– Как тебе извиняться-то понравилось, – прыснул Валька.
– Не сердишься? А мне и правда, после извинения сразу легче стало. Матюха просто засиял.
Валька сел за дневник. Описал вчерашнюю поездку в Новогорск, Анину историю, а потом свои размышления о пьяных: «Не могу я понять, что их заставляет пить? Морщатся, давятся, а ещё говорят: за здоровье! Неужели я такой же буду?»
Предки – это очень важно
Дни летели. Записи в дневнике не отличались разнообразием: купался, ловил рыбу, звонила мама из Владимира, из Новгорода, из Архангельска… еще пришлось подраться с Сережкой Кузнецовым. Но он первый начал.
Как-то Валька проснулся позже обычного. Шумел дождь.
– Скучновато тебе будет, – посочувствовала бабушка.
– Ничего, родословной займусь. Где у тебя семейные фотографии?
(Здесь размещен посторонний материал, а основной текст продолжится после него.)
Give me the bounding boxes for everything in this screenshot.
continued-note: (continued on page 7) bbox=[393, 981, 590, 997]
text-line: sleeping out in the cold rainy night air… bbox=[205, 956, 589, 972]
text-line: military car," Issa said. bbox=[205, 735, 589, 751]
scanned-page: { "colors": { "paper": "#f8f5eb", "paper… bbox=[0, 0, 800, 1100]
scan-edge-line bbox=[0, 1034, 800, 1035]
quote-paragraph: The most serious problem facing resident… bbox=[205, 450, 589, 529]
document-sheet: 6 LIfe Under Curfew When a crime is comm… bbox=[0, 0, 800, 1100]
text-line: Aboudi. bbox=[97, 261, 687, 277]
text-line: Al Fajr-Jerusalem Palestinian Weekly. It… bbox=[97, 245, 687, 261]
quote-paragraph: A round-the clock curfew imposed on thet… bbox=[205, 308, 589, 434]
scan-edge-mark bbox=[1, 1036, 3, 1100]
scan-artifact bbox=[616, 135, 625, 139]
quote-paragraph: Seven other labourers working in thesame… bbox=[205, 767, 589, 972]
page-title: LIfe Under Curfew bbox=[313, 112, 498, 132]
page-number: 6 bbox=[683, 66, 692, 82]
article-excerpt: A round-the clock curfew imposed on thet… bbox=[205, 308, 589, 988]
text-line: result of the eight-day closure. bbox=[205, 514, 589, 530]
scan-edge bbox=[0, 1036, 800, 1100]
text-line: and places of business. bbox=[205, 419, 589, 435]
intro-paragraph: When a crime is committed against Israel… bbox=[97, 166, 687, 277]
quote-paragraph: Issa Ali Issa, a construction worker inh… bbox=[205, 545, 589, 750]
– В спальне моей, на этажерке.
Первым делом Валька раскрыл старинный альбом с металлическими уголками и таким же металлическим овалом в центре обложки. Дамы в шляпках, их мужья в сюртуках и с набриолиненными усами. Фотографии на паспарту с тиснением «Фото-ателье А.Б.Напельбаумъ. Г. Утятинъ». Валька заскучал. Если кто-то на кого-то и похож, то нужен слишком острый глаз, чтобы это уловить. Стал смотреть другие альбомы. И сразу наткнулся на фотографию, где они на крыльце бабушкиного дома. На ступеньках сидят бабушка и Елена Игнатьевна, а на коленях у них Валька и Зоя. Валька совсем маленький, даже меньше Никитки, какой он сейчас. А Зое, наверное, лет одиннадцать. Правду он сказал, она красивая была. Раньше он об этом не задумывался, только слышал от взрослых: такая красавица, как жаль! Умственно недоразвитая, но красивая. И добрая очень. Валька вспомнил, как он выпрашивал у бабушки конфеты, а она ему не давала. И Зоя таскала их из вазочки для него. А теперь ее нет. А сынок ее, Игнаша, совсем на нее не похож. Она черноглазая была, а сынок светленький.
Вошла бабушка, Валька поспешно захлопнул альбом:
– Пойду в музей, картины Алексюты посмотрю.
– Зонтик возьми.
– Я лучше накидку.
Валька набрал Аню и спросил, есть ли у нее приличный фотоаппарат для съемки картины. Она недовольно проворчала, что его понятия о приличиях ей неизвестны, но фотик прихватит. Потом он позвонил Энн и просто пригласил ее в музей. Она завизжала от радости и сказала, что с утра всех достала нытьем, что дома сидеть придется. Когда Валька подошел к музею, Аня уже сидела на широких перилах большой открытой веранды.
– Я думал, первым буду, – встряхивая прозрачную накидку и складывая ее в пакет, сказал он. – Как ты так быстро добралась?
– Отец подвез.
Минут через пять на аллее появились две фигурки под прозрачными накидками. Одна из них Энн, в другой ребята с удивлением узнали Сережку Кузнецова.
– А что, – смущенно сказал он. – Сколько лет в Утятине живу, а в музее не был.
– Вот и побываем, – снимая накидку, весело сказала Энн.
Промолчавшая Аня, похоже, тоже не очень была знакома с утятинской историей. И Валька, который фактически вырос в этом музее, повел их по залам. В зале утятинского быта Аня оживилась:
– Ого, какая картина! Неужели сто лет назад такую фантастику рисовали?
Над старым роялем, освещенная двумя стилизованными под старину электрическими светильниками, висела картина, на старинной позолоченной багетной раме которой был приклеен ярлык цвета пергамента с надписью: «Из фондов Уремовского краеведческого музея. 1919. П.Л.Алексюта «Утятинский демон». В вечерних сумерках – вид на Утятинское кладбище. Только над кладбищем на крутом холме высится храм, которого давно уже нет. От купола по стене змеится трещина, сквозь которую наружу пробивается багровый свет. А ниже храма на кладбищенском холме клубится какое-то черное облако, из которого выступают горящие глаза.
– Точно, демон! – прохрипел Сережка. – Жуть!
– Это кто? – безмятежно поинтересовалась Энн.
– Демон! Он на кладбище живет!
– Про демона мы тебе потом расскажем, – перебила его Аня. – Эту картину фотографировать?
– Валяй! Но вообще-то я за другими пришел. Скажите, пожалуйста, – придержал за руку проходящую мимо молодую сотрудницу музея. – А где остальные картины Алексюты?